The Spanish state may only retrieve 28 percent of the multi-billion-euro aid granted to banks during the crisis, the central bank said Friday, despite past government pledges that it wouldn't cost "one euro" to the taxpayer.
In total, more than a dozen Spanish banks received 76.14 billion euros ($85.2 billion) in capital injections and financial guarantees as the sector struggled under the weight of the worldwide financial crisis and a property bubble burst in 2008.
The capital injections were implemented via FROB, the state's bank restructuring fund.
This fund injected 54.35 billion euros, of which 41.3 billion euros came from EU rescue loans in 2012.
But according to the central bank, 39.5 billion euros may never be paid back, which means the state will only recover around 28 percent of its capital injections, even as it continues to reimburse the EU for the bailout.
It did not detail how it made its calculations, nor why the state would not recover that money.
But banks have been plagued by toxic assets they inherited during the crisis -- property taken from individuals or developers unable to reimburse their loans -- which they are having difficulty selling off.
Spain's banks were hit hard by the worldwide crisis.

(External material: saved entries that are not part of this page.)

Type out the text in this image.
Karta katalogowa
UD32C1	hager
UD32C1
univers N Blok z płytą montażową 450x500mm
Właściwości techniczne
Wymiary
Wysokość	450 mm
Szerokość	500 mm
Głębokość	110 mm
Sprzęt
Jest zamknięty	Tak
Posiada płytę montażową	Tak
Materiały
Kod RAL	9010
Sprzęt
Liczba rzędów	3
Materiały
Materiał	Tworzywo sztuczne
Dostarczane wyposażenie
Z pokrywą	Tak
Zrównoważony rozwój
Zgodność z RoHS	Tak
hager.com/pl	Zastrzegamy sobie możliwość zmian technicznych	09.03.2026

Within just a few months, as more and more people lost their jobs and were suddenly unable to pay back their mortgages, banks quickly found themselves in difficulty and the government was eventually forced to step in.

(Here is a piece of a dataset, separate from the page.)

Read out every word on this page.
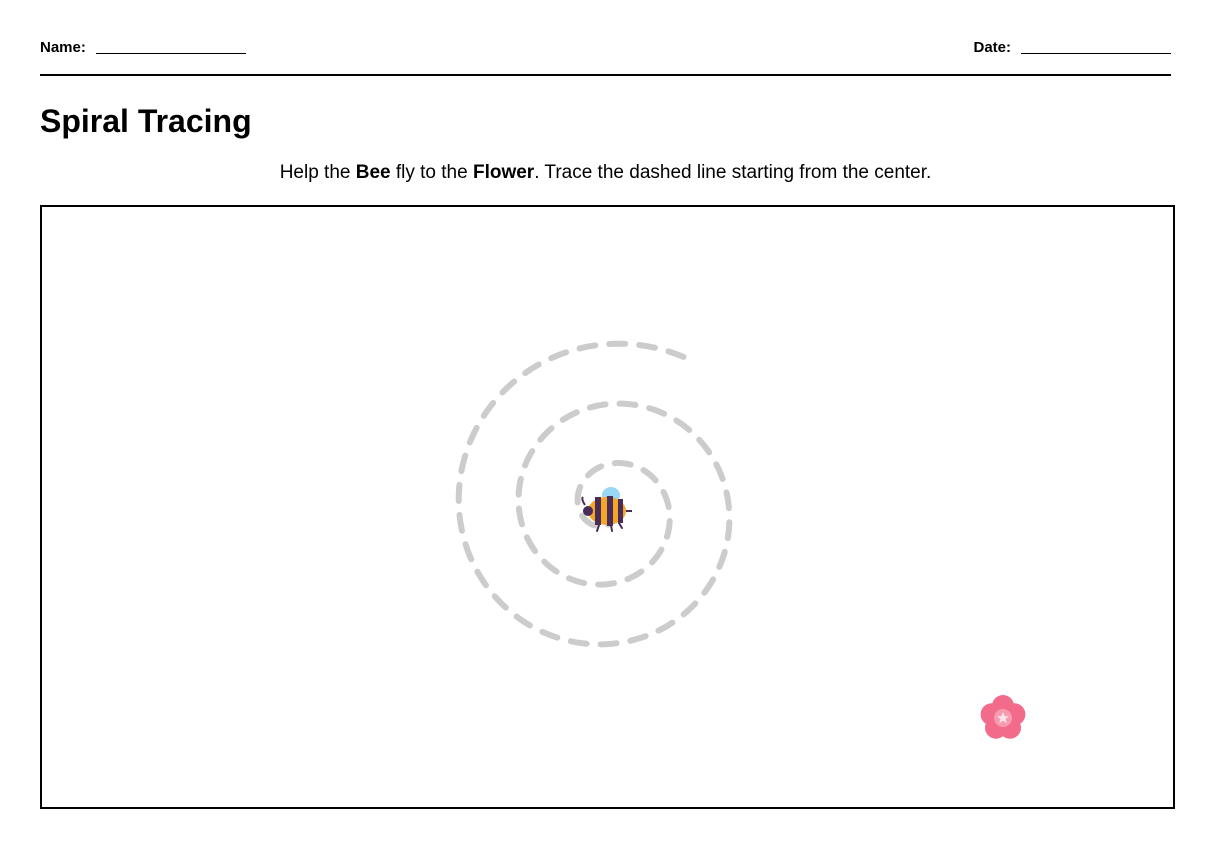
Name:	Date:
Spiral Tracing
Help the Bee fly to the Flower. Trace the dashed line starting from the center.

The situation prompted a wave of mergers and acquisitions in the sector, which saw the number of savings banks drop from 45 to just 15 in three years.
Prime Minister Mariano Rajoy pledged in 2012 that the European banking rescue would not cost "one euro" to the taxman.
A central bank spokesman said, however, that the estimates were not completely definite.
The final amount will depend on what the state recovers when it sells its stakes in entities it had to step in and help during the crisis, such as Bankia.